Denver is a budding team on the rise who has been looking for a veteran free agent to add to the mix, as seen by their pursuit of Dwyane Wade last season. They nearly made the playoffs this year, and with the continued development of young players and Lowry added to the mix, you’d have to consider them favorites for a sixth or seventh seed. Our Nuggets blog Denver Stiffs looked into the idea Monday:
If the Nuggets wanted to sign a credible All-Star who can compete with the best point guards in the West, Lowry would be a great get. It would complicate the back-court; since Lowry is used to playing 35+ minutes per game, it squeezes Emmanuel Mudiay and Jamal Murray out of most of the point guard minutes and means at least one of them won’t be extended since Denver won’t have the money. That provides the Nuggets with plenty of ammunition to go get that third star player in trade, however, or to restock their draft pick war-chest like Boston. Lowry is 31, but his downside is as good as the upside on the rookies for at least a few years.
Dallas has never fared well in free agency, but they have a similar situation: they have a center for the future (Nerlens Noel) and a couple young players (Harrison Barnes, Seth Curry) coming off excellent seasons with even more room to improve. They don’t have a starting point guard, though, and Lowry would fit perfectly under Rick Carlisle.
The Clippers would love Lowry as an option to replace Chris Paul if he chooses to leave, but they unfortunately don’t have the cap space unless Blake Griffin also departs. At that point, why would Lowry go there? (A sign-and-trade is possible, but that would probably only work if Paul wanted to go to Toronto.)
The Jazz or the Pelicans could possibly interest Lowry, too, though probably not as much as the other options.
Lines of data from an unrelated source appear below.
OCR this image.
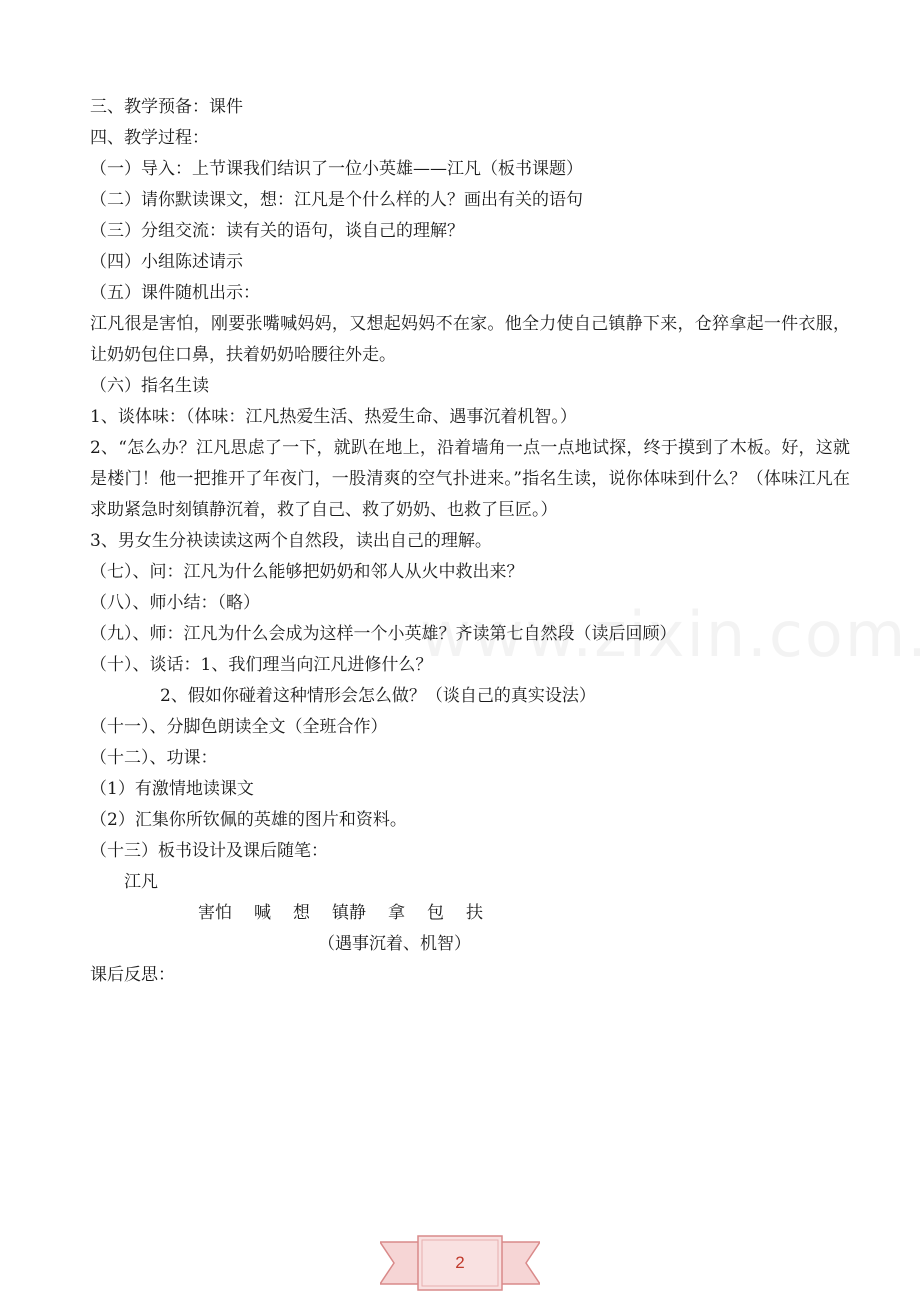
三、教学预备：课件
四、教学过程：
（一）导入：上节课我们结识了一位小英雄——江凡（板书课题）
（二）请你默读课文，想：江凡是个什么样的人？画出有关的语句
（三）分组交流：读有关的语句，谈自己的理解？
（四）小组陈述请示
（五）课件随机出示：
江凡很是害怕，刚要张嘴喊妈妈，又想起妈妈不在家。他全力使自己镇静下来，仓猝拿起一件衣服，让奶奶包住口鼻，扶着奶奶哈腰往外走。
（六）指名生读
1、谈体味：（体味：江凡热爱生活、热爱生命、遇事沉着机智。）
2、“怎么办？江凡思虑了一下，就趴在地上，沿着墙角一点一点地试探，终于摸到了木板。好，这就是楼门！他一把推开了年夜门，一股清爽的空气扑进来。”指名生读，说你体味到什么？（体味江凡在求助紧急时刻镇静沉着，救了自己、救了奶奶、也救了巨匠。）
3、男女生分袂读读这两个自然段，读出自己的理解。
（七）、问：江凡为什么能够把奶奶和邻人从火中救出来？
（八）、师小结：（略）
（九）、师：江凡为什么会成为这样一个小英雄？齐读第七自然段（读后回顾）
（十）、谈话：1、我们理当向江凡进修什么？
2、假如你碰着这种情形会怎么做？（谈自己的真实设法）
（十一）、分脚色朗读全文（全班合作）
（十二）、功课：
（1）有激情地读课文
（2）汇集你所钦佩的英雄的图片和资料。
（十三）板书设计及课后随笔：
江凡
害怕 喊 想 镇静 拿 包 扶
（遇事沉着、机智）
课后反思：
2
Do any of those options jive with Lowry’s stated goal this summer?
"A ring. Nothing else. I just want s ring." - Lowry on free agent priorities— Blake Murphy (@BlakeMurphyODC) May 8, 2017
That’s a decision he’ll have to figure out.
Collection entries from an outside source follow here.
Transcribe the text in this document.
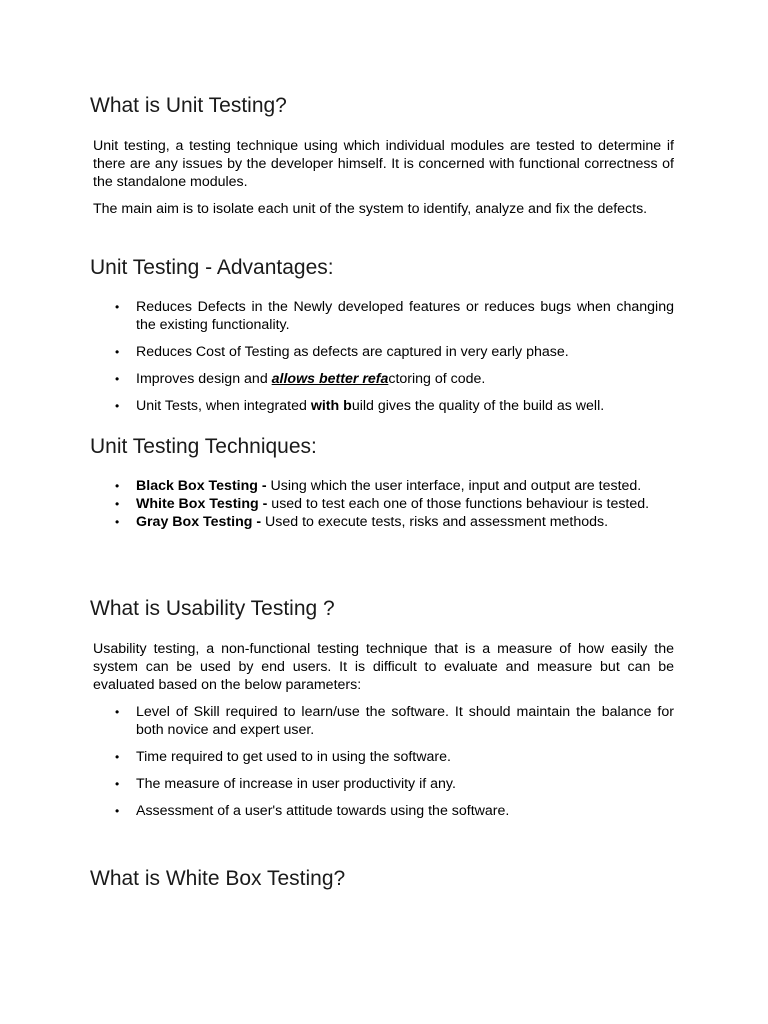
What is Unit Testing?

Unit testing, a testing technique using which individual modules are tested to determine if there are any issues by the developer himself. It is concerned with functional correctness of the standalone modules.

The main aim is to isolate each unit of the system to identify, analyze and fix the defects.

Unit Testing - Advantages:
• Reduces Defects in the Newly developed features or reduces bugs when changing the existing functionality.
• Reduces Cost of Testing as defects are captured in very early phase.
• Improves design and allows better refactoring of code.
• Unit Tests, when integrated with build gives the quality of the build as well.
Unit Testing Techniques:
• Black Box Testing - Using which the user interface, input and output are tested.
• White Box Testing - used to test each one of those functions behaviour is tested.
• Gray Box Testing - Used to execute tests, risks and assessment methods.
What is Usability Testing ?

Usability testing, a non-functional testing technique that is a measure of how easily the system can be used by end users. It is difficult to evaluate and measure but can be evaluated based on the below parameters:

• Level of Skill required to learn/use the software. It should maintain the balance for both novice and expert user.
• Time required to get used to in using the software.
• The measure of increase in user productivity if any.
• Assessment of a user's attitude towards using the software.
What is White Box Testing?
Lowry’s one disadvantage is how many good point guards are on the market.
We can ignore Stephen Curry, who is a free agent but is a lock to re-sign in Golden State.
Behind him, there’s Paul, Lowry, George Hill, and Jrue Holiday, all versatile starting guards who can instantly improve whatever team they end up on. The second wave includes Jeff Teague, Derrick Rose, Rajon Rondo, and Patty Mills. Deron Williams is adequate, Ty Lawson was surprisingly good, and Milos Teodosic could be coming over. Plus, don’t forget how deep the coming draft is for point guards.
All this could serve to depreciate the market for Lowry’s services, especially since the max contract he probably seeks would be higher than everyone but Paul’s. If, for example, Paul is on the market, the Spurs would likely pursue him over Lowry.
A gambling man would still favor Toronto over everyone else.
A few rumors in May don’t a free agent departure make. Lowry’s best seasons have come in Toronto, and their team would likely be favored to win the Eastern Conference if they return in whole, given Cleveland’s lackadaisical approach to the regular season.
But in the playoffs, LeBron James will still be standing in his way. And if Lowry’s fed up with losing to him, could you blame him for changing sides?